The Ghetto Tax
The New York Times has an article on the so-called “Ghetto Tax:“
“Drivers from low-income neighborhoods of New York, Hartford and Baltimore, insuring identical cars and with the same driving records as those from middle-class neighborhoods, paid $400 more on average for a year’s insurance.
Those were just two examples among several cited in a report Tuesday showing that poor urban residents frequently pay hundreds if not thousands of dollars a year in extra costs for everyday necessities. The study said some of the disparities were due to real differences in the cost of doing business in poor areas, some to predatory financial practices and some to consumer ignorance.

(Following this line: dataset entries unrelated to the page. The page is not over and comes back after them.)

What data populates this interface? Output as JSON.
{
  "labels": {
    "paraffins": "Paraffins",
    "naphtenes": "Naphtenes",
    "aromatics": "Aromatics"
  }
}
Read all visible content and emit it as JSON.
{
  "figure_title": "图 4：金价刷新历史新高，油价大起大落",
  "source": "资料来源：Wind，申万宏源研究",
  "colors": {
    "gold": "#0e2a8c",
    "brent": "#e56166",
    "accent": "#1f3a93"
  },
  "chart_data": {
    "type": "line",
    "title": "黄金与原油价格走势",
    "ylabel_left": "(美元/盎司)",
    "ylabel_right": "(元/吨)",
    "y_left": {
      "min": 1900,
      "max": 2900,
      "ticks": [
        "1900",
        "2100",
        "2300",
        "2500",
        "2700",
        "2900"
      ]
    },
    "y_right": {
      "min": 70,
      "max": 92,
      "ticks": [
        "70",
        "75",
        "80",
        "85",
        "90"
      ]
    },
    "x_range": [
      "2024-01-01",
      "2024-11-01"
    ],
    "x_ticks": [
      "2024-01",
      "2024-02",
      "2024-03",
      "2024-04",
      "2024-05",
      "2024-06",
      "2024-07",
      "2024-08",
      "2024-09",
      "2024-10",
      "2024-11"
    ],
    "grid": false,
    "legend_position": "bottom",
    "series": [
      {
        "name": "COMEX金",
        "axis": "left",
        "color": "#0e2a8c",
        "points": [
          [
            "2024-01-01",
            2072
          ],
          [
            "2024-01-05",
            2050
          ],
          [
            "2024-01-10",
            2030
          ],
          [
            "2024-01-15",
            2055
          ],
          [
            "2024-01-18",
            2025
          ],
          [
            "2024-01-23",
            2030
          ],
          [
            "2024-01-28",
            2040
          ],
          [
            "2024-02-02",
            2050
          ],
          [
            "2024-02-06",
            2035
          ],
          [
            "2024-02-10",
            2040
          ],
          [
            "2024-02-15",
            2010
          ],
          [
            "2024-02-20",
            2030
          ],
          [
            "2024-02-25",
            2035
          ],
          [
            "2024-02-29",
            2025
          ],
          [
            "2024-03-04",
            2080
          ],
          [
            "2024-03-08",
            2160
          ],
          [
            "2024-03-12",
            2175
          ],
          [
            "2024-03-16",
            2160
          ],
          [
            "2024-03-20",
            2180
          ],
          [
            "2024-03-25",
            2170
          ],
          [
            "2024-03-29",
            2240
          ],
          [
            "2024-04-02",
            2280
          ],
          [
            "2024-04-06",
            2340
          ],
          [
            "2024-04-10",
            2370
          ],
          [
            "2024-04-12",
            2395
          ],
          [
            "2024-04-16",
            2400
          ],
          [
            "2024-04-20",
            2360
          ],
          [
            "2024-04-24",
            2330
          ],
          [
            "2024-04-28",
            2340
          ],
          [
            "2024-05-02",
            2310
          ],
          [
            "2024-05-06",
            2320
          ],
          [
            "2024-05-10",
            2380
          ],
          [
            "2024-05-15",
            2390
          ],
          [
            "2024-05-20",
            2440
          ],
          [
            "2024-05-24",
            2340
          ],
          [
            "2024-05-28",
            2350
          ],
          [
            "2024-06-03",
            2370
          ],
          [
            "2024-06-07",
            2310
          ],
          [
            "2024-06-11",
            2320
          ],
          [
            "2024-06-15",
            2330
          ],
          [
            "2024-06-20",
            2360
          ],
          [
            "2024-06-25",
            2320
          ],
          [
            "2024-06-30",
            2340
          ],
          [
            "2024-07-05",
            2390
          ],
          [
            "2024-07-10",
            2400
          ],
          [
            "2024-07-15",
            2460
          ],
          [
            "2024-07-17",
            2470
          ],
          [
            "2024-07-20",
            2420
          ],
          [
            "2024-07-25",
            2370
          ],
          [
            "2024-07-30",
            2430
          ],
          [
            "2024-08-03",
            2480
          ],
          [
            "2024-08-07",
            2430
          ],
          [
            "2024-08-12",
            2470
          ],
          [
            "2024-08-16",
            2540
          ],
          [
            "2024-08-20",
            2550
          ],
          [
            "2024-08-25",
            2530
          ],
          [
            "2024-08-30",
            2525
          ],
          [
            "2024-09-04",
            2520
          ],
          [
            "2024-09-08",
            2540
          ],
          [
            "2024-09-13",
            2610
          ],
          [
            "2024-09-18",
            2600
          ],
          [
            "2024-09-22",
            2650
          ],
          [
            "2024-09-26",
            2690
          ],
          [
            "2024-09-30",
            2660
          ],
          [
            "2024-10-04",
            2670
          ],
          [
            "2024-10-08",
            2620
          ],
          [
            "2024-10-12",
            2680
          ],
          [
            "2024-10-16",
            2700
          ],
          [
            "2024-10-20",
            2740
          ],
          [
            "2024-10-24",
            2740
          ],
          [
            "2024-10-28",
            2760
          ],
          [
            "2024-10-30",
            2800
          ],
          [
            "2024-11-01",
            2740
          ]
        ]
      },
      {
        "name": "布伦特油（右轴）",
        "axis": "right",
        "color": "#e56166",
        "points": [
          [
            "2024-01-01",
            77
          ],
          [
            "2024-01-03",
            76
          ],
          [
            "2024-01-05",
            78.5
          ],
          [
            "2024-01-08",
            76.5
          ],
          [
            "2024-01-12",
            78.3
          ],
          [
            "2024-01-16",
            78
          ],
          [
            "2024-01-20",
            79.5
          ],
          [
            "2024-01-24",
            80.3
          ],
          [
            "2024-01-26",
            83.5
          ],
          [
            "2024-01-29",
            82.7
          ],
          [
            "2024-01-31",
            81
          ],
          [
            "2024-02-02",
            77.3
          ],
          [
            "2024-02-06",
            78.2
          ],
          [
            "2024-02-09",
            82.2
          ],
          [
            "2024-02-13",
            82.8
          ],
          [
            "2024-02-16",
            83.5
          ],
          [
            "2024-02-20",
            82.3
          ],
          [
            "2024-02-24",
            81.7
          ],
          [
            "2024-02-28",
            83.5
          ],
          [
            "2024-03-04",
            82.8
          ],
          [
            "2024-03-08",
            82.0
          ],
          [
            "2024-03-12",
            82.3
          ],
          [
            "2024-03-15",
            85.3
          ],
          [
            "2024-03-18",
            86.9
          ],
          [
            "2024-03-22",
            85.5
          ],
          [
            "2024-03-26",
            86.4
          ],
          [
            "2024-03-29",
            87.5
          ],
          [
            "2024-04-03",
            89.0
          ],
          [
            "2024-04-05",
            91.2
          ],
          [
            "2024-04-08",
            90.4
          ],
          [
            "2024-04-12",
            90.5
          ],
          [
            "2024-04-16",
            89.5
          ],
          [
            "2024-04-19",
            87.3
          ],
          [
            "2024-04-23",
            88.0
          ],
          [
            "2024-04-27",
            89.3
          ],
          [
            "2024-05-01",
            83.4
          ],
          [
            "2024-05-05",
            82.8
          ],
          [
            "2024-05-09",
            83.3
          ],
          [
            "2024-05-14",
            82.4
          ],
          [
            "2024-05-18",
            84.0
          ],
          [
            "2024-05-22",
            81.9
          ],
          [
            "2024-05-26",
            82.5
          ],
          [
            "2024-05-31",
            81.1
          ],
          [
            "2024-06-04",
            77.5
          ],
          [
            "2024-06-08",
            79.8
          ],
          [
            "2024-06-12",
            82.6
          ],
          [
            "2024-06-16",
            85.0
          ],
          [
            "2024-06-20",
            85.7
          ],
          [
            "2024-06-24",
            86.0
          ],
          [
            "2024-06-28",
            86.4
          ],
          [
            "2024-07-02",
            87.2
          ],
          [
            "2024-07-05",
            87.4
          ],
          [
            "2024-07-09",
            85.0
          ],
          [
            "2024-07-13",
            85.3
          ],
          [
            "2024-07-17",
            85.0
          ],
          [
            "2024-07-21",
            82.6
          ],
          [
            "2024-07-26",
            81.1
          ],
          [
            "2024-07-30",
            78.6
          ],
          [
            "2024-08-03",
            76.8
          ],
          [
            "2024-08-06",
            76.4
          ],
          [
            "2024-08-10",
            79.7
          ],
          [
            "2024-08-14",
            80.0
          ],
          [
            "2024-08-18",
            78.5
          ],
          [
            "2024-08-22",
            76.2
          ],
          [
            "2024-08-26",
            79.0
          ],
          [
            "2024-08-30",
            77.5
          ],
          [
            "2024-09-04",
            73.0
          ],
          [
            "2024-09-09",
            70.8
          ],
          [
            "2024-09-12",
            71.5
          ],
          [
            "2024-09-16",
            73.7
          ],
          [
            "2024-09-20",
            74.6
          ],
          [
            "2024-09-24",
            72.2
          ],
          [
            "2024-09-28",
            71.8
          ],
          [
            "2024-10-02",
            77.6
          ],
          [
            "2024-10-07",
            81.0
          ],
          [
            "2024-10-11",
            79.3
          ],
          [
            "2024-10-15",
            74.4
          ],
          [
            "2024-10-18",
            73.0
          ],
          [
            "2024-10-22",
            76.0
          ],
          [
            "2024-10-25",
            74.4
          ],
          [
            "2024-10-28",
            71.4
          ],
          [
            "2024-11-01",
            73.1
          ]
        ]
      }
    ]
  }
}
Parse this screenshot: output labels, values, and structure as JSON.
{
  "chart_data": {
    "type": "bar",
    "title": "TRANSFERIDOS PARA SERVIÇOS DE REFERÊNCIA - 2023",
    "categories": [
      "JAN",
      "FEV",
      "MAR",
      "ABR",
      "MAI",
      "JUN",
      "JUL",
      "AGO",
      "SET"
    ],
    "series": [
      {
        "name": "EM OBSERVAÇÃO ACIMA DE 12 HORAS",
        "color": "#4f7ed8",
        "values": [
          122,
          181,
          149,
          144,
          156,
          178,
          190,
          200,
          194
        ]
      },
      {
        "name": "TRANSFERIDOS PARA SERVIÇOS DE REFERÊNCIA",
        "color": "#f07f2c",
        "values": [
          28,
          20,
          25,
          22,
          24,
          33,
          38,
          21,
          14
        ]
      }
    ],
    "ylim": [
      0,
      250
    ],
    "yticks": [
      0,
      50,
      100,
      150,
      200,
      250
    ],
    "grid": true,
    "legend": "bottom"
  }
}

…Citing other examples of the ghetto tax, the report found that nationally, 4.5 million low-income customers, defined as families making less than $30,000 a year, paid an average of two percentage points more for car loans than did middle-class buyers. And the common use of storefront check-cashing services by poor people, it said, comes at a steep price that varies with local regulations; in 12 cities studied, the fee for cashing a $500 check ranged from $5 to $50.
Part of the problem, the study found, is a discrepancy between the poor and the middle class in consumer skills and mobility: people who comparison-shop, especially on the Internet, tend to pay hundreds less for the identical car than those who walk onto a city lot and buy.”
You want to know why there’s a “ghetto tax?” It’s just the market at work.
Take the car insurance example. Why would people living in middle-class neighborhoods get cheaper car insurance than people in poor neighborhoods? Crime would probably explain a lot of it. The chances of getting a car stolen or broken into in a poor neighborhood are much higher.
Then there are the check cashing services. Why would someone have to use a check cashing service? Because there’s not enough money there for a bank to set up shop and because the bank may not want to put its employees at risk in a high crime area.
The same goes for grocery stores. A middle class area may have two big chains nearby competing for the business of the people in that neighborhood. A small neighborhood may only have a small, expensive, local grocery store run by a guy who jacks prices up even more because he knows that most of the people in the area don’t have cars and therefore, will have trouble going cross town to a competing store.
Some of these problems are endemic to poor neighborhoods and are going to be impossible to fix via regulation or tax breaks without exorbitant costs that far outweigh the benefits given. However, there is one thing that could and should be done that would make a big difference: that’s cracking down on crime.
No American should ever have to live in a neighborhood where they see drug dealers on the corner or worry about being killed by gang bangers every time they walk out of their apartment. For that reason, we should be willing to spend more tax dollars on the police and prisons.
Moreover, beyond that, cutting down on crime will cut down on the costs for Americans living in bad neighborhoods. Insurance costs will drop, less money will have to be paid out of pocket to fix damage caused by crooks, more competing businesses will be willing to move into the area — it’ll make life better for people in poor neighborhoods in a myriad of ways….unless they’re criminals.